Backed by mountains at the north-western end of the island, the burgeoning capital of Port Louis is a large city (in proportion to the size of Mauritius), though it contains a relatively small percentage of the country's total population. During the day, it bustles with big-city commercial activity - snarling traffic, honking horns and all. By night, in contrast, all is quiet - dare we say 'dead'? - except for the swish new Le Caudan Waterfront, where you'll find a casino, cinemas, shops, bars and restaurants. There's a distinct Muslim area around Muammar El Khadafi Square (appropriately enough at the opposite end of the city from the local hat-tip to the Yanks, John F Kennedy St) and a Chinatown
around Royal St. The city centre is easily covered on foot.

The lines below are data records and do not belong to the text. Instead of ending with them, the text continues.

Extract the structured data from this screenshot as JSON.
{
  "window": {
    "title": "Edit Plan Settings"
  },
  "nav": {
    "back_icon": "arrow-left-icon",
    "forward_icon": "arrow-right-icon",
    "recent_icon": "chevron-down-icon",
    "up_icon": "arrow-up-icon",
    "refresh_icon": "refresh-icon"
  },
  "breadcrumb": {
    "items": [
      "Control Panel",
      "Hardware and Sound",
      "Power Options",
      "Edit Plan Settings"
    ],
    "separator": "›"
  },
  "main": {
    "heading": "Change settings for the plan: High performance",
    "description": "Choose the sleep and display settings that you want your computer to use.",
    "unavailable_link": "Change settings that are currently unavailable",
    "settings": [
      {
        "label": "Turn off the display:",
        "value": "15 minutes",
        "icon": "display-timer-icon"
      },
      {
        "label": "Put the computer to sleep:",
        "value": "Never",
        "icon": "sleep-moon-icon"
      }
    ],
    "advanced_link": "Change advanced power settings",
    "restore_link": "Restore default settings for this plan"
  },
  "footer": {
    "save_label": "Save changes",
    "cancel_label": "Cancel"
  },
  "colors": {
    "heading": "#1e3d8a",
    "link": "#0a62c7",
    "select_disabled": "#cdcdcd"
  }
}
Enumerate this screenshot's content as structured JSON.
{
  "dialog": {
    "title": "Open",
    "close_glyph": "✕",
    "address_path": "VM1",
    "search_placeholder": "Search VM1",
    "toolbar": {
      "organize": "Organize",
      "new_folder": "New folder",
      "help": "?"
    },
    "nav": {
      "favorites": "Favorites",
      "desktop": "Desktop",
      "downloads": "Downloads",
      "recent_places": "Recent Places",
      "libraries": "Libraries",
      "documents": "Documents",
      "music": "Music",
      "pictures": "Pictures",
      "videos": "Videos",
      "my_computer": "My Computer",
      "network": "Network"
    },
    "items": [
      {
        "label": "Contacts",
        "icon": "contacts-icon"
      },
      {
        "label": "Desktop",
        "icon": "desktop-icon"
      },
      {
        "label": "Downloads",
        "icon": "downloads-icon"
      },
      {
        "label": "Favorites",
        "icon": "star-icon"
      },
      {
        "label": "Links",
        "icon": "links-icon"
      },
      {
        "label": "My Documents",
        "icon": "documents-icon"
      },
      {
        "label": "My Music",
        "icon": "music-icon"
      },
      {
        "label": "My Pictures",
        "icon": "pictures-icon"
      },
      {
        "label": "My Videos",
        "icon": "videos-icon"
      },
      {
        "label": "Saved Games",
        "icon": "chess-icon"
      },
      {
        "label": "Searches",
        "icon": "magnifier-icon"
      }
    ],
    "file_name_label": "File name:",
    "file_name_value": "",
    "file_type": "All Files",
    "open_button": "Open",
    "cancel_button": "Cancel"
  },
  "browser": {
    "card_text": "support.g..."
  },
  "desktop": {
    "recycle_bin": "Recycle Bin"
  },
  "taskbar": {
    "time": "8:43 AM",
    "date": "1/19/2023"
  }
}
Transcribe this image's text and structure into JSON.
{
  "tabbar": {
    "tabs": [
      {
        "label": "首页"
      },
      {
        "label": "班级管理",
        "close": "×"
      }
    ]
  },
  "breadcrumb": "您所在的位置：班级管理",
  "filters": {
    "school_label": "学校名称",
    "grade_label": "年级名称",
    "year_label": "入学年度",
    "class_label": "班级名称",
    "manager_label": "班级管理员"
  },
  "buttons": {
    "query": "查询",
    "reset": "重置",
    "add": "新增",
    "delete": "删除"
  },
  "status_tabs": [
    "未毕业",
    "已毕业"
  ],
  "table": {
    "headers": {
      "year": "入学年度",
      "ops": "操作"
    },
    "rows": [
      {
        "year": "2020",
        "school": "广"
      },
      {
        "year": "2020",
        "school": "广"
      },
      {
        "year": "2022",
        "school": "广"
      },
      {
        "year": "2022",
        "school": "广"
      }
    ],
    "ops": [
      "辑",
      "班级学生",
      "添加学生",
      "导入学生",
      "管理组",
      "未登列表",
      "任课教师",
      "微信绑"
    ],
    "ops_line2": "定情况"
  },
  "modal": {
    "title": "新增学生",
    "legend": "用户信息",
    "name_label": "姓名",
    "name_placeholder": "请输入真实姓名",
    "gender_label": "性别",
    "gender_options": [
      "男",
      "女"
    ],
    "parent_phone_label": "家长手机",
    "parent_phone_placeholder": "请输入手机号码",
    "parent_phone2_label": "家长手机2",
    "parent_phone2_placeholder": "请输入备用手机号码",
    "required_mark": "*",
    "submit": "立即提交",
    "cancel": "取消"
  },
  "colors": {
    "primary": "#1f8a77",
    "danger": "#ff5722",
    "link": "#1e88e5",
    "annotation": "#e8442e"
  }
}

A good place to get a feel for city life is the Port Louis Market, near the water in the heart of downtown. With sections devoted to fruits and vegetables, meats and fish, souvenirs, crafts, clothing and spices, be ready to practise some hard bargaining. While in the neighbourhood, most visitors drop by the Natural History Museum to see a stuffed replica of that 'abnormal member of a group of pigeons', the dodo, which has been extinct since the late 17th century. The museum also houses stuffed representations of several other extinct birds as well as specimens of animals and fish that are still with us. The only other regular exhibitor in the city is the Mauritius Postal Museum,
featuring a collection of Mauritian stamps and assorted philately.
If you're interested in Islamic architecture, stop by Port Louis' oddly located Jummah Mosque, built in the 1850s in the middle of Chinatown, and Fort Adelaide, which so closely resembles a Moorish fortress that locals call it the Citadel. Fort Adelaide is the only one of Port Louis' four British forts that's still accessible and not in ruins; the views from its hilltop, harbourside location are wonderful.
The Lourdes of the Indian Ocean, Père Laval's Shrine is just north-east of the town centre at Ste-Croix. Père Laval - who is said to have converted more than 67,000 people during his 23 years on Mauritius - is remembered with a colourful plaster statue atop his tomb. Pilgrims swear by the statue's healing powers and come in droves to touch it.